Here is a much welcome return from the criminally talented Chris Difford. Like its predecessor, The Last Temptation of Chris, Cashmere If You Can features songs about adulthood, coming of (middle or later) age, and a man coming to terms with just how at odds he can be with the world around him. First offered as downloads via the artist’s official website, the 12 numbers here find one of Britain’s greatest treasures in typically fine form.

Difford receives aid and comfort in the writing from Boo Hewerdine and Leo Abrahams across these 12 numbers, beginning with “1975”, which kicks off the album with a nod to the golden age of glam and lyrics that detail the protagonist’s misspent youth. The track is less celebratory than cautionary as we hear details of multiple trips to rehab and a person who’s convinced that his best days are long behind him. Still, we can’t help but bob our heads in recognition of realism as those sublime four-plus minutes tick away. Its successor, “Like I Did”, offers one of the more refreshing takes on parenting in recent memory, as our hero sings about children who are remarkably like their parents — whether stoned, sleeping, or slow to change. And if it, like “1975”, isn’t a complete celebration, it’s not resignation either.

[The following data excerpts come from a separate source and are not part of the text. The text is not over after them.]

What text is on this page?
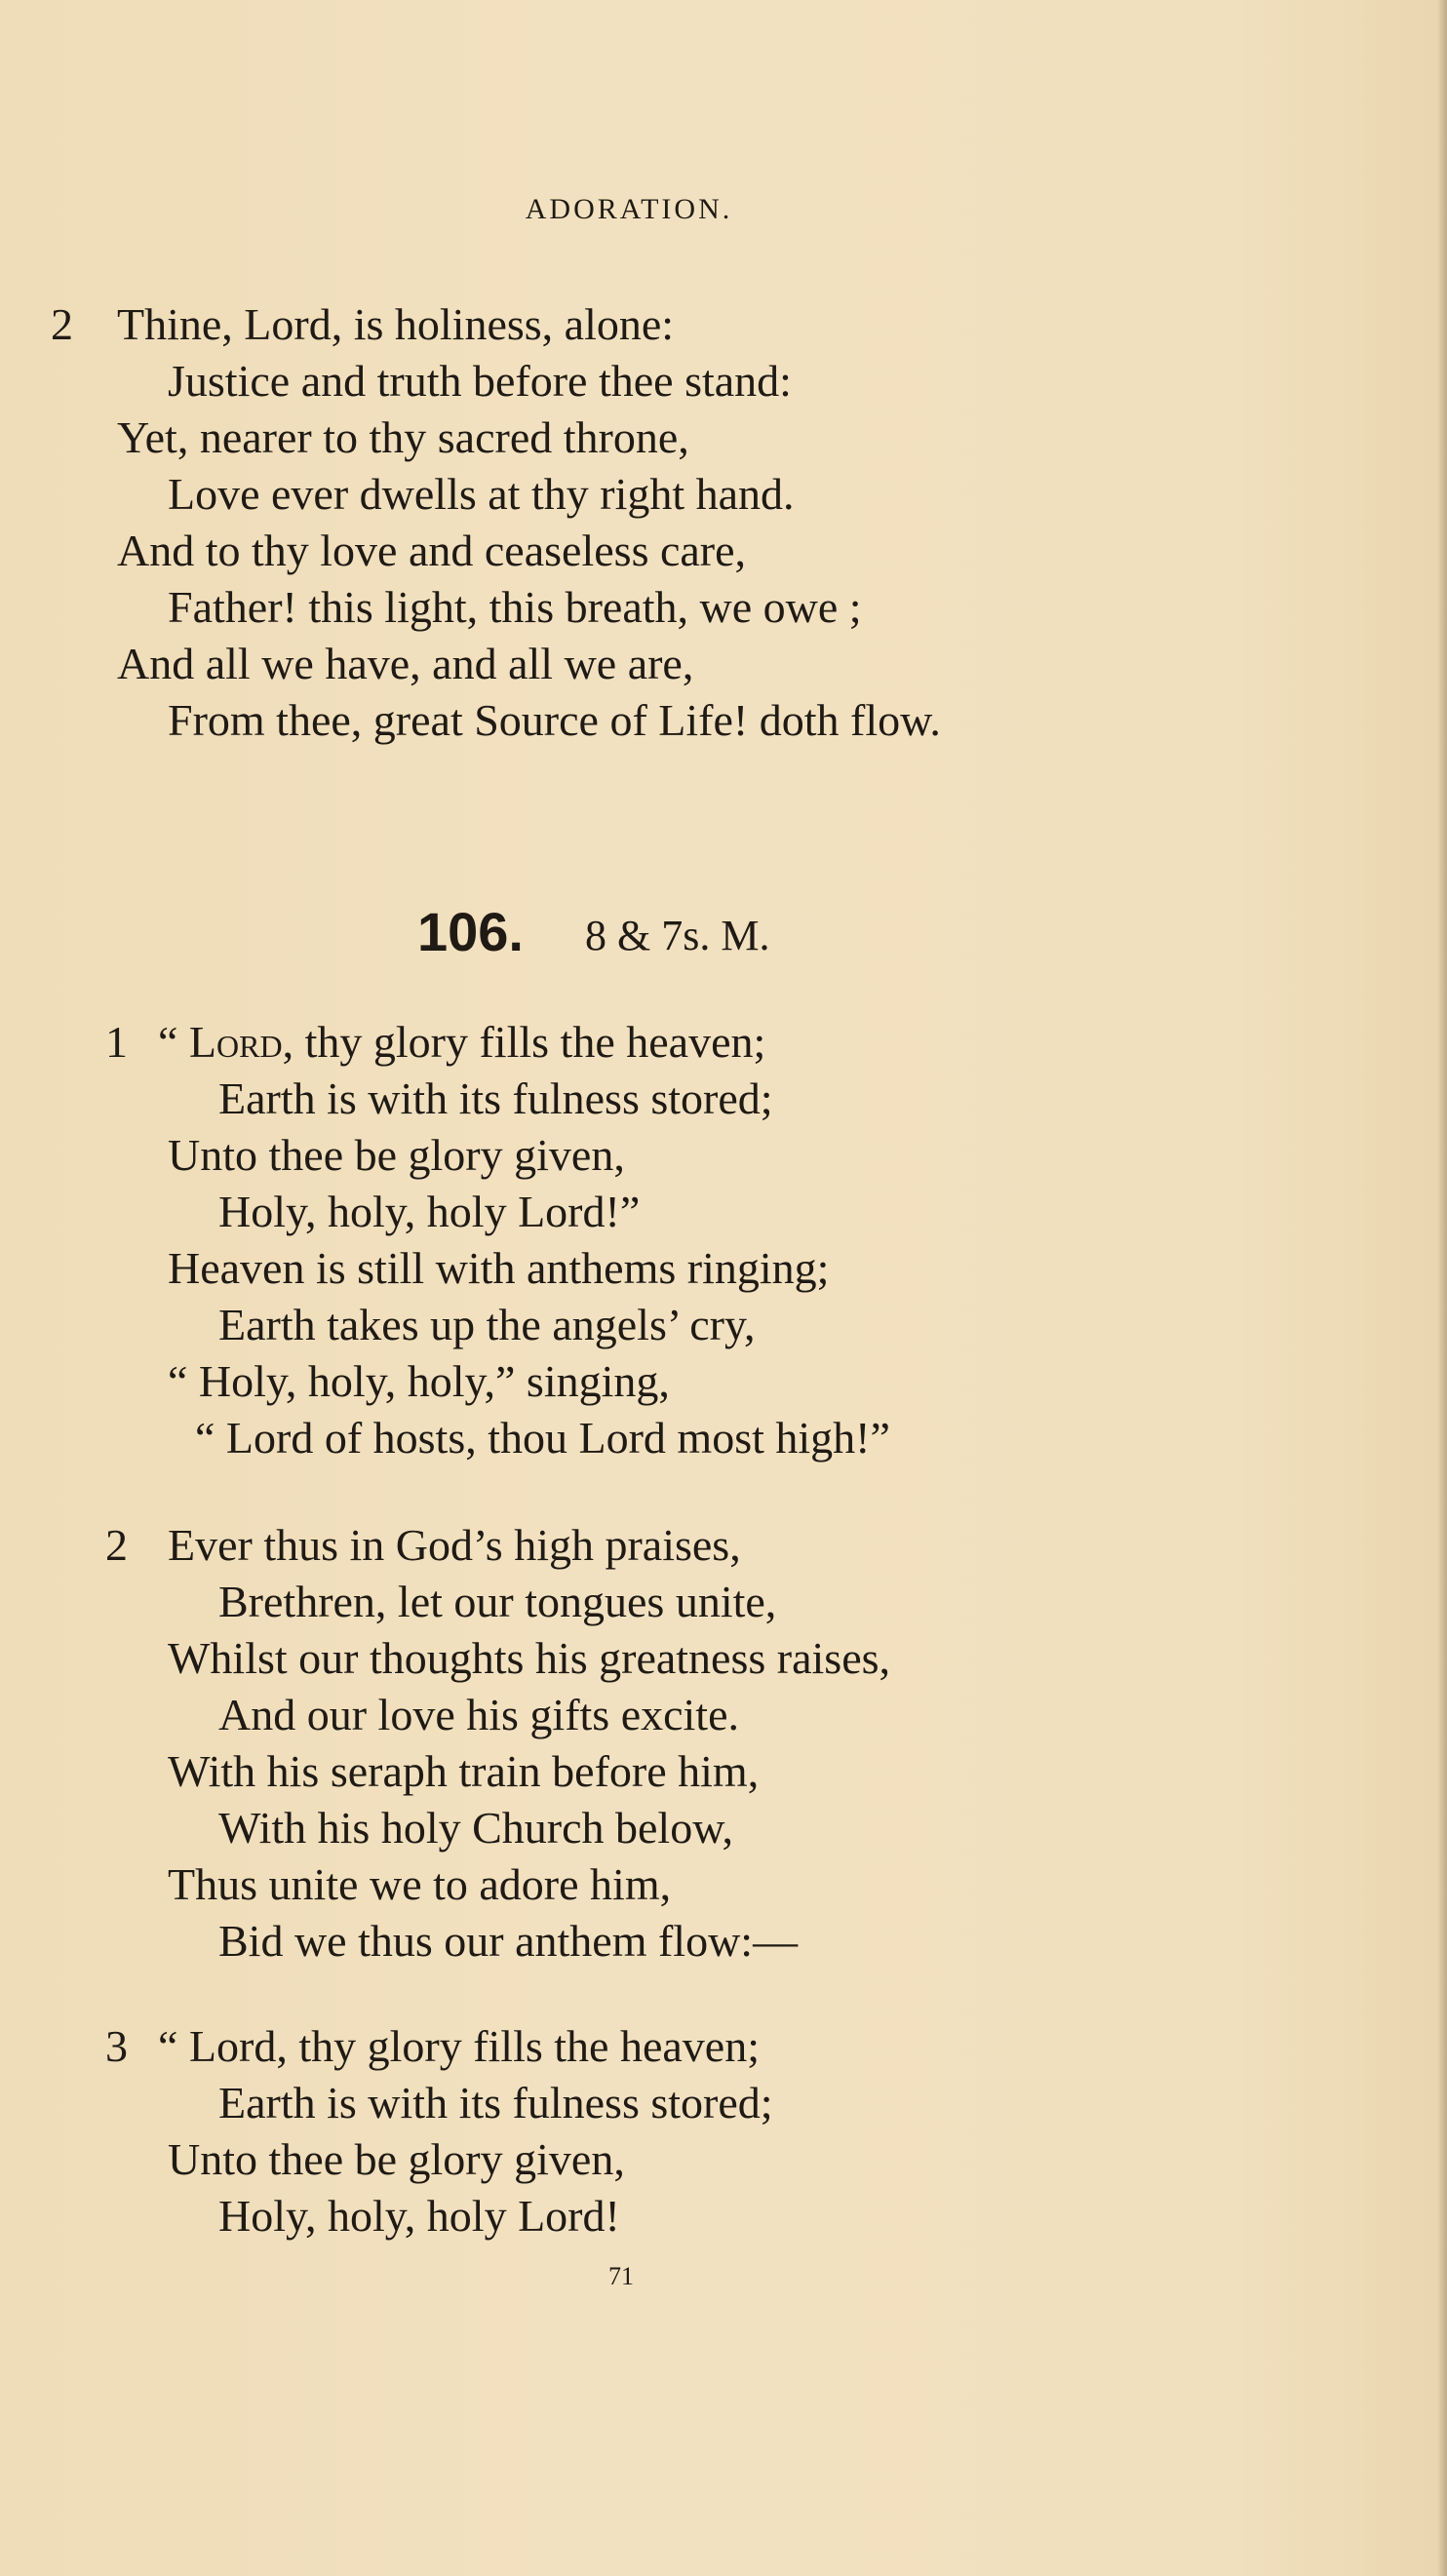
ADORATION.
2 Thine, Lord, is holiness, alone:
Justice and truth before thee stand:
Yet, nearer to thy sacred throne,
Love ever dwells at thy right hand.
And to thy love and ceaseless care,
Father! this light, this breath, we owe ;
And all we have, and all we are,
From thee, great Source of Life! doth flow.
106. 8 & 7s. M.
1 “ Lord, thy glory fills the heaven;
Earth is with its fulness stored;
Unto thee be glory given,
Holy, holy, holy Lord!”
Heaven is still with anthems ringing;
Earth takes up the angels’ cry,
“ Holy, holy, holy,” singing,
“ Lord of hosts, thou Lord most high!”
2 Ever thus in God’s high praises,
Brethren, let our tongues unite,
Whilst our thoughts his greatness raises,
And our love his gifts excite.
With his seraph train before him,
With his holy Church below,
Thus unite we to adore him,
Bid we thus our anthem flow:—
3 “ Lord, thy glory fills the heaven;
Earth is with its fulness stored;
Unto thee be glory given,
Holy, holy, holy Lord!
71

From there the record departs into what is often darker territory as the tracks co-penned with Hewerdine give way to those co-written with Abrahams. There’s a strange kind of love song (“The Still & the Sparkling”), multiple references to pissed mattresses, observations about the evil that men do and how it lives on and on after them, stories of a less than sparkling and prolonged morning after (“Wrecked”), and the acknowledgment that an old lover is better off without us (“Happy Once Again”). Throughout, the musical mood is light even when the lyrical matter isn’t, the whole affair feeling like a revue celebrating human foibles and failings with an uncharacteristically strong sense of accomplishment.

This is all fitting fodder for Difford, a man who reminds us that life is complicated, filled with gradations of light and dark, quelled hopes and quieted dreams, and expansive orchards of trees richly blooming with varieties of words and emotions one can choose from to express all these diverse and sometimes devilish experiences and exorcisms. Cashmere If You Can is not an album filled with easy answers or pat expression, and it doesn’t easily yield to listener expectations — this is music, unsurprisingly, for the thinking man, the aging man, the man aware that there are no easy answers and that the flotsam and jetsam of one’s past continues to wash ashore long, long, long after the initial wrecks that cast them into the ocean of time.

Difford is, of course, not the only artist of his kind, but he may be the best at what he does and perhaps the most unflinchingly honest. That’s something Cashmere If You Can reminds us of time and again throughout its all-too-brief 48-minute run. This is an album filled with undeniable truths that are delivered with an uncommon caring, gentleness, and intelligence that few artists fully inhabit. It is, in a word, brilliant.